Jedenfalls begründet Art. 351 Abs. 2 AEUV eine Pflicht der Mitgliedstaaten, alle geeigneten Maßnahmen zu treffen, um die Unionsrechtsverletzung abzustellen. Dies stellt eine besondere Ausprägung der in Art. 4 Abs. 3 EUV verankerten Loyalitätspflicht der Mitgliedstaaten dar. Selbst wenn Art. 351 AEUV in Bezug auf das Schiedsverfahren Vattenfall gegen Deutschland Anwendung finden sollte, erscheint die Einleitung des Schiedsverfahrens seitens Vattenfalls ein Verstoß gegen die Loyalitätspflicht Schwedens zu sein. Denn schließlich ist Vattenfall ein schwedischer Staatskonzern.
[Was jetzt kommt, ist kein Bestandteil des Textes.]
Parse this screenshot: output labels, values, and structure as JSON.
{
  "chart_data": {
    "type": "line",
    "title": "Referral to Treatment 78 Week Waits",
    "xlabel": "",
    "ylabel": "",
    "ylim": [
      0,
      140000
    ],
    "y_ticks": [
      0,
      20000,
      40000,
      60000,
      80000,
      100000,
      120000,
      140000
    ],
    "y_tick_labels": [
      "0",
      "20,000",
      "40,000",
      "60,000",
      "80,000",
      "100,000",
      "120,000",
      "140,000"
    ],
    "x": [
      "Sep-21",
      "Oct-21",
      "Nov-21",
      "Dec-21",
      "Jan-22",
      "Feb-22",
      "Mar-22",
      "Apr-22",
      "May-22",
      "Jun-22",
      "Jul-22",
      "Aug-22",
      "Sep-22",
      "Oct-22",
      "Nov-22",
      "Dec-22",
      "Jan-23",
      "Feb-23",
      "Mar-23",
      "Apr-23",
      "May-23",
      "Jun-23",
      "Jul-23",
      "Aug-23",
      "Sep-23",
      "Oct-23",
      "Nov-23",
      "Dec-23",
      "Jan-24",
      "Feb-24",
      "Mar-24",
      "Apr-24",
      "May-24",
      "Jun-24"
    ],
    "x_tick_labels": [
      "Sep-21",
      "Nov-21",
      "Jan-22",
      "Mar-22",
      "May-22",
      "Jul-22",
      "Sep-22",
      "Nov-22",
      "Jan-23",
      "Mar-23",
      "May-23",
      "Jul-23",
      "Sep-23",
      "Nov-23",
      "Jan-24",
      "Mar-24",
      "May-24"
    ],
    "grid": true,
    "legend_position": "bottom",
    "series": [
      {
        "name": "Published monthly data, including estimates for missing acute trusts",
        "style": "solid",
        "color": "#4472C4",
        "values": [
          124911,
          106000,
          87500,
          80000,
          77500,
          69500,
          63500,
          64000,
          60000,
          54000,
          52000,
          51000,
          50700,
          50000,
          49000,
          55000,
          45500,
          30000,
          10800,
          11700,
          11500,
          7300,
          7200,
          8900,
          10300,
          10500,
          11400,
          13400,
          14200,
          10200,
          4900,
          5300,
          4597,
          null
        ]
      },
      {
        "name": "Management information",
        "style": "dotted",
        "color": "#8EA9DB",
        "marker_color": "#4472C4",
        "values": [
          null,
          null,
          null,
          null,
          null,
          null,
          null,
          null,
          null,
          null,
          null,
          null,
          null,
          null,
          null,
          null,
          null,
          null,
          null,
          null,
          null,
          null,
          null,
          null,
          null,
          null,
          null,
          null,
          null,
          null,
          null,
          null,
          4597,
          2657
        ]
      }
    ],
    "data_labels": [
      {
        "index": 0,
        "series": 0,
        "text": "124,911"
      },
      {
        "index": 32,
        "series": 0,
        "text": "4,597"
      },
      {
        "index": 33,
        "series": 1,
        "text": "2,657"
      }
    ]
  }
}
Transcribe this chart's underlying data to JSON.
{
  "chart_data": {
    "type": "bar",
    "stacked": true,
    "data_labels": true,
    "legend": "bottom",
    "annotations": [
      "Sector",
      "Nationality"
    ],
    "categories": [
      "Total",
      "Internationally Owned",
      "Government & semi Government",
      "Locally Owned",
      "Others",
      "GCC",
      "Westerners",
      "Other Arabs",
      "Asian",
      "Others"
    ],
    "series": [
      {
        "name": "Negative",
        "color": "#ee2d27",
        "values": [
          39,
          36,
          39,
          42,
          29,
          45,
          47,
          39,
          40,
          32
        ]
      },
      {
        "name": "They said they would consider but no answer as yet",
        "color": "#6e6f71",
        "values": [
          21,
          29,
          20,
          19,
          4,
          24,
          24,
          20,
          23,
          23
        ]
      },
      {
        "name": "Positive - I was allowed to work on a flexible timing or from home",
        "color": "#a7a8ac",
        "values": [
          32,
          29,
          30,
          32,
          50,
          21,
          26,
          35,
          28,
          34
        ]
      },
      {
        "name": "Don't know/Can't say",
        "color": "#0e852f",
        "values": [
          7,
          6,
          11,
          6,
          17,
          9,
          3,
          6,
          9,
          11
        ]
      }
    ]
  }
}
Schweden hätte damit den Unionsverstoß im konkreten Fall dadurch abstellen können, dass es seinen Einfluss auf Vattenfall geltend gemacht hätte und dadurch das vorliegende Schiedsverfahren verhindert hätte. Hierdurch wäre, wenn auch nicht grundsätzlich, zumindest im Einzelfall die Autonomie des Unionsrechts geschützt worden.
Internationale Schiedsverfahren erscheinen damit gerade im innereuropäischen Raum aufgrund des vorhandenen Rechtssystems nicht nur als überflüssiges Relikt, sondern zudem auch als Verstoß gegen die Autonomie des Unionsrechts. Gerade auch im Hinblick auf die mit dem europäischen Deal verfolgte europäische Energiewende erscheinen internationale Schiedsgerichtsverfahren zwischen EU-Mitgliedstaaten eher als Hemmnis der Energiewende denn als Instrument der Rechtssicherheit. Letztendlich gefährden die meist unter Ausschluss der Öffentlichkeit stattfindenden Verfahren die einheitliche Anwendung des Unionsrechts (Fabius Wittmer).